July 2021
Compared with June 2021
So July was a quieter month than it might look on paper — 22 activities, just under 984 minutes of moving about, which sounds respectable until you realise June clocked 42 activities and over 2,000 minutes. The bulk of July's effort came from running: 12 sessions, 93.9 kilometres, and a pace that crept out to 5:26 per kilometre on average, which I'm choosing to blame on the heat rather than anything else. The highlight, if you can call it that, was racking up 32 personal records across the month — a number that sounds impressive right up until you remember that Strava will hand you a PR for running a segment slightly less slowly than you did in January. There was also a single FiiT Workout in there, 25 minutes of indoor effort, which I'm counting as cross-training and absolutely not as evidence that I couldn't face going outside.

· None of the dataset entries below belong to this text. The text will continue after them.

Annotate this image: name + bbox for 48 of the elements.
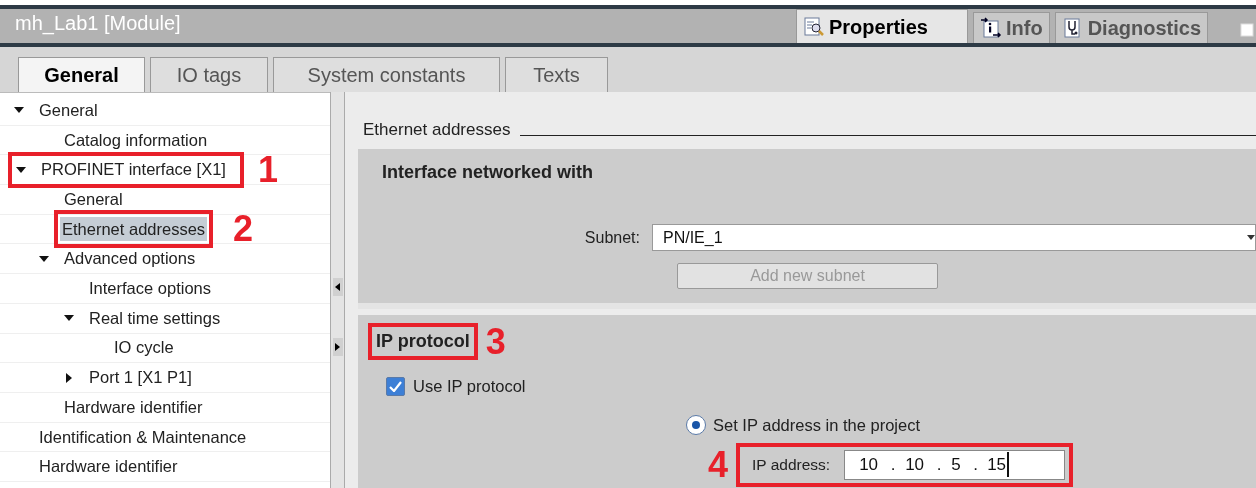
triangle-left-icon (335, 283, 340, 291)
expand-right-button[interactable] (332, 338, 343, 356)
subnet-dropdown[interactable]: PN/IE_1 (652, 224, 1256, 251)
field-label: IP address: (751, 454, 832, 475)
tab[interactable]: Texts (505, 57, 608, 92)
panel-title: IP protocol (375, 330, 471, 353)
tree-item[interactable]: Hardware identifier (62, 394, 205, 420)
checkbox[interactable] (386, 376, 405, 396)
tree-item[interactable]: Ethernet addresses (60, 216, 208, 242)
window-title: mh_Lab1 [Module] (15, 11, 181, 37)
tree-item[interactable]: IO cycle (112, 335, 176, 361)
tree-item[interactable]: General (62, 187, 125, 212)
callout-number: 4 (708, 446, 729, 483)
inspector-tab[interactable]: Diagnostics (1054, 12, 1208, 43)
ip-address-field[interactable]: 10 . 10 . 5 . 15 (844, 449, 1066, 480)
tree-item[interactable]: General (37, 97, 100, 123)
tree-item[interactable]: Catalog information (62, 127, 210, 153)
tree-item[interactable]: Interface options (87, 276, 213, 301)
tab[interactable]: IO tags (150, 57, 268, 92)
collapse-left-button[interactable] (332, 278, 343, 296)
checkmark-icon (389, 380, 402, 392)
caret-icon (1247, 234, 1255, 241)
tree-item[interactable]: Hardware identifier (37, 454, 180, 479)
tree-item[interactable]: Identification & Maintenance (37, 424, 249, 450)
radio-button[interactable] (686, 415, 706, 436)
section-heading: Ethernet addresses (362, 118, 511, 141)
tree-item[interactable]: Port 1 [X1 P1] (87, 365, 194, 390)
callout-number: 2 (233, 211, 254, 248)
panel-title: Interface networked with (382, 161, 595, 184)
tab[interactable]: System constants (273, 57, 500, 92)
tree-item[interactable]: Real time settings (87, 305, 223, 331)
magnifier-document-icon (803, 15, 825, 38)
field-label: Subnet: (583, 227, 641, 248)
expanded-triangle-icon[interactable] (16, 164, 26, 175)
expanded-triangle-icon[interactable] (39, 253, 49, 264)
inspector-tab[interactable]: Properties (796, 9, 968, 43)
tab[interactable]: General (18, 57, 145, 92)
tree-item[interactable]: PROFINET interface [X1] (39, 157, 228, 183)
info-arrows-icon (980, 17, 1002, 39)
window-icon (1240, 23, 1254, 37)
callout-number: 1 (257, 151, 278, 188)
collapsed-triangle-icon[interactable] (64, 372, 74, 383)
triangle-right-icon (335, 343, 340, 351)
callout-number: 3 (485, 323, 506, 360)
use-ip-checkbox[interactable]: Use IP protocol (386, 374, 1256, 399)
inspector-tab[interactable]: Info (973, 12, 1050, 43)
tree-item[interactable]: Advanced options (62, 246, 198, 272)
set-ip-radio[interactable]: Set IP address in the project (686, 412, 1256, 438)
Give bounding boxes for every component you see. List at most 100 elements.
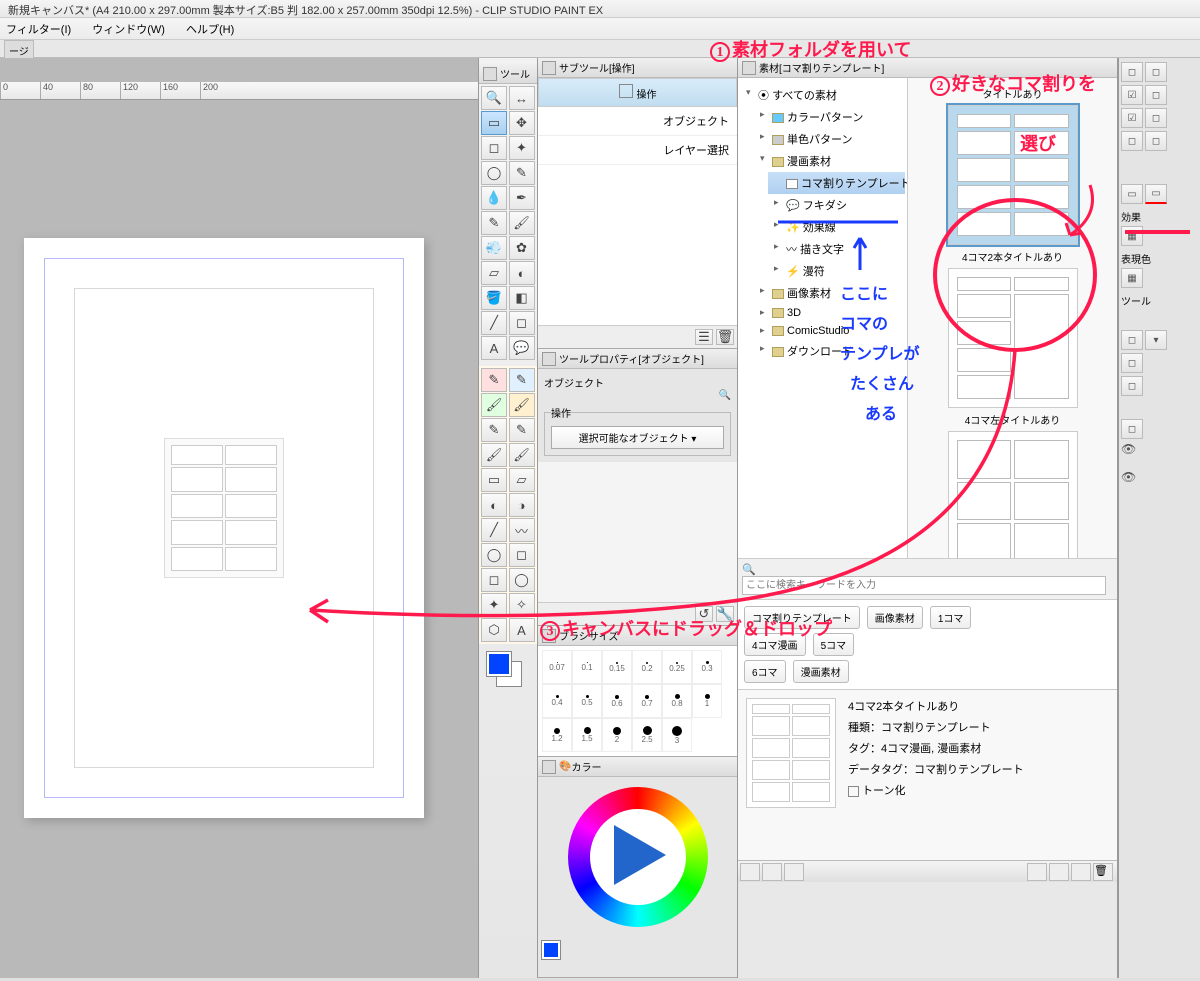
right-btn-icon[interactable]: ◻ <box>1121 376 1143 396</box>
custom-tool-7-icon[interactable]: 🖌 <box>481 443 507 467</box>
airbrush-tool-icon[interactable]: 💨 <box>481 236 507 260</box>
tag[interactable]: 4コマ漫画 <box>744 633 806 656</box>
fill-tool-icon[interactable]: 🪣 <box>481 286 507 310</box>
property-wrench-icon[interactable]: 🔧 <box>716 606 734 622</box>
footer-icon[interactable] <box>1049 863 1069 881</box>
material-tree[interactable]: ⦿ すべての素材 カラーパターン 単色パターン 漫画素材 コマ割りテンプレート … <box>738 78 908 558</box>
custom-tool-15-icon[interactable]: ◯ <box>481 543 507 567</box>
tree-image-material[interactable]: 画像素材 <box>754 282 905 304</box>
menu-filter[interactable]: フィルター(I) <box>6 24 71 36</box>
custom-tool-5-icon[interactable]: ✎ <box>481 418 507 442</box>
right-btn-icon[interactable]: ▾ <box>1145 330 1167 350</box>
tree-download[interactable]: ダウンロード <box>754 340 905 362</box>
tag[interactable]: 6コマ <box>744 660 786 683</box>
color-tool-1-icon[interactable]: ✎ <box>481 368 507 392</box>
right-btn-icon[interactable]: ◻ <box>1145 85 1167 105</box>
decoration-tool-icon[interactable]: ✿ <box>509 236 535 260</box>
subtool-layer-select[interactable]: レイヤー選択 <box>538 136 737 165</box>
marquee-tool-icon[interactable]: ◻ <box>481 136 507 160</box>
tree-manpu[interactable]: ⚡ 漫符 <box>768 260 905 282</box>
subtool-menu-icon[interactable]: ☰ <box>695 329 713 345</box>
subtool-trash-icon[interactable]: 🗑 <box>716 329 734 345</box>
footer-icon[interactable] <box>740 863 760 881</box>
zoom-tool-icon[interactable]: 🔍 <box>481 86 507 110</box>
doc-tab[interactable]: ージ <box>4 40 34 60</box>
current-color-swatch[interactable] <box>542 941 560 959</box>
right-btn-icon[interactable]: ▦ <box>1121 226 1143 246</box>
footer-trash-icon[interactable]: 🗑 <box>1093 863 1113 881</box>
tag[interactable]: 漫画素材 <box>793 660 849 683</box>
tree-effect-line[interactable]: ✨ 効果線 <box>768 216 905 238</box>
color-tool-3-icon[interactable]: 🖌 <box>481 393 507 417</box>
custom-tool-8-icon[interactable]: 🖌 <box>509 443 535 467</box>
tree-comic-studio[interactable]: ComicStudio <box>754 322 905 340</box>
custom-tool-16-icon[interactable]: ◻ <box>509 543 535 567</box>
custom-tool-19-icon[interactable]: ✦ <box>481 593 507 617</box>
pen-select-icon[interactable]: ✎ <box>509 161 535 185</box>
right-btn-icon[interactable]: ☑ <box>1121 85 1143 105</box>
custom-tool-6-icon[interactable]: ✎ <box>509 418 535 442</box>
footer-icon[interactable] <box>762 863 782 881</box>
right-tab-icon[interactable]: ▭ <box>1121 184 1143 204</box>
footer-icon[interactable] <box>1071 863 1091 881</box>
subtool-tab-operation[interactable]: 操作 <box>538 78 737 107</box>
right-btn-icon[interactable]: ◻ <box>1121 419 1143 439</box>
balloon-tool-icon[interactable]: 💬 <box>509 336 535 360</box>
custom-tool-21-icon[interactable]: ⬡ <box>481 618 507 642</box>
right-btn-icon[interactable]: ◻ <box>1121 62 1143 82</box>
tag[interactable]: 画像素材 <box>867 606 923 629</box>
tree-manga-material[interactable]: 漫画素材 <box>754 150 905 172</box>
pencil-tool-icon[interactable]: ✎ <box>481 211 507 235</box>
brush-tool-icon[interactable]: 🖌 <box>509 211 535 235</box>
lasso-tool-icon[interactable]: ◯ <box>481 161 507 185</box>
material-search-input[interactable] <box>742 576 1106 595</box>
tree-3d[interactable]: 3D <box>754 304 905 322</box>
right-tab-icon[interactable]: ▭ <box>1145 184 1167 204</box>
right-btn-icon[interactable]: ◻ <box>1121 131 1143 151</box>
material-thumbnails[interactable]: タイトルあり 4コマ2本タイトルあり 4コマ <box>908 78 1117 558</box>
tree-balloon[interactable]: 💬 フキダシ <box>768 194 905 216</box>
blend-tool-icon[interactable]: ◐ <box>509 261 535 285</box>
menu-window[interactable]: ウィンドウ(W) <box>92 24 165 36</box>
custom-tool-9-icon[interactable]: ▭ <box>481 468 507 492</box>
canvas-area[interactable]: 0 40 80 120 160 200 <box>0 58 478 978</box>
material-thumb-selected[interactable]: 4コマ2本タイトルあり <box>928 105 1098 264</box>
brush-size-grid[interactable]: 0.07 0.1 0.15 0.2 0.25 0.3 0.4 0.5 0.6 0… <box>538 646 737 756</box>
dropped-frame-template[interactable] <box>164 438 284 578</box>
right-btn-icon[interactable]: ◻ <box>1121 353 1143 373</box>
tree-frame-template[interactable]: コマ割りテンプレート <box>768 172 905 194</box>
color-triangle[interactable] <box>614 825 666 885</box>
eraser-tool-icon[interactable]: ▱ <box>481 261 507 285</box>
shape-tool-icon[interactable]: ◻ <box>509 311 535 335</box>
move-tool-icon[interactable]: ↔ <box>509 86 535 110</box>
move-layer-tool-icon[interactable]: ✥ <box>509 111 535 135</box>
material-thumb[interactable]: 3段6コマ1 <box>928 431 1098 558</box>
custom-tool-14-icon[interactable]: 〰 <box>509 518 535 542</box>
selectable-object-dropdown[interactable]: 選択可能なオブジェクト ▾ <box>551 426 724 449</box>
tag[interactable]: 5コマ <box>813 633 855 656</box>
tag[interactable]: コマ割りテンプレート <box>744 606 860 629</box>
menu-help[interactable]: ヘルプ(H) <box>186 24 234 36</box>
custom-tool-10-icon[interactable]: ▱ <box>509 468 535 492</box>
tree-drawing[interactable]: 〰 描き文字 <box>768 238 905 260</box>
tree-color-pattern[interactable]: カラーパターン <box>754 106 905 128</box>
footer-icon[interactable] <box>1027 863 1047 881</box>
visibility-eye-icon[interactable]: 👁 <box>1121 470 1139 488</box>
custom-tool-11-icon[interactable]: ◐ <box>481 493 507 517</box>
eyedropper-icon[interactable]: 💧 <box>481 186 507 210</box>
gradient-tool-icon[interactable]: ◧ <box>509 286 535 310</box>
custom-tool-20-icon[interactable]: ✧ <box>509 593 535 617</box>
detail-tone[interactable]: トーン化 <box>848 782 1024 798</box>
color-tool-2-icon[interactable]: ✎ <box>509 368 535 392</box>
custom-tool-18-icon[interactable]: ◯ <box>509 568 535 592</box>
tag[interactable]: 1コマ <box>930 606 972 629</box>
custom-tool-22-icon[interactable]: A <box>509 618 535 642</box>
wand-tool-icon[interactable]: ✦ <box>509 136 535 160</box>
tree-all-materials[interactable]: ⦿ すべての素材 <box>740 84 905 106</box>
subtool-object[interactable]: オブジェクト <box>538 107 737 136</box>
text-tool-icon[interactable]: A <box>481 336 507 360</box>
line-tool-icon[interactable]: ╱ <box>481 311 507 335</box>
right-btn-icon[interactable]: ◻ <box>1145 62 1167 82</box>
canvas-page[interactable] <box>24 238 424 818</box>
tree-mono-pattern[interactable]: 単色パターン <box>754 128 905 150</box>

So compared to June, the drop-off is fairly stark — fewer activities, less time, fewer kilometres on the walks in particular (39.8km in July against 119.1km in June, which is a remarkable cliff edge). June had a proper mix going on: swimming, weight training, multiple cardio sessions, a level of variety that made me look almost organised. July, by contrast, was essentially running and walking, with one workout thrown in for appearances. Part of me suspects that the long summer evenings, which in theory should make everything easier, somehow conspire to produce exactly this kind of comfortable drift. The slightly encouraging news is that the running volume held up reasonably well, and 86 achievements suggests Strava at least thinks I'm trying. Going forward, I probably need to rebuild some of that cross-training habit before I convince myself that running alone is a complete fitness strategy — which, history suggests, never ends particularly well.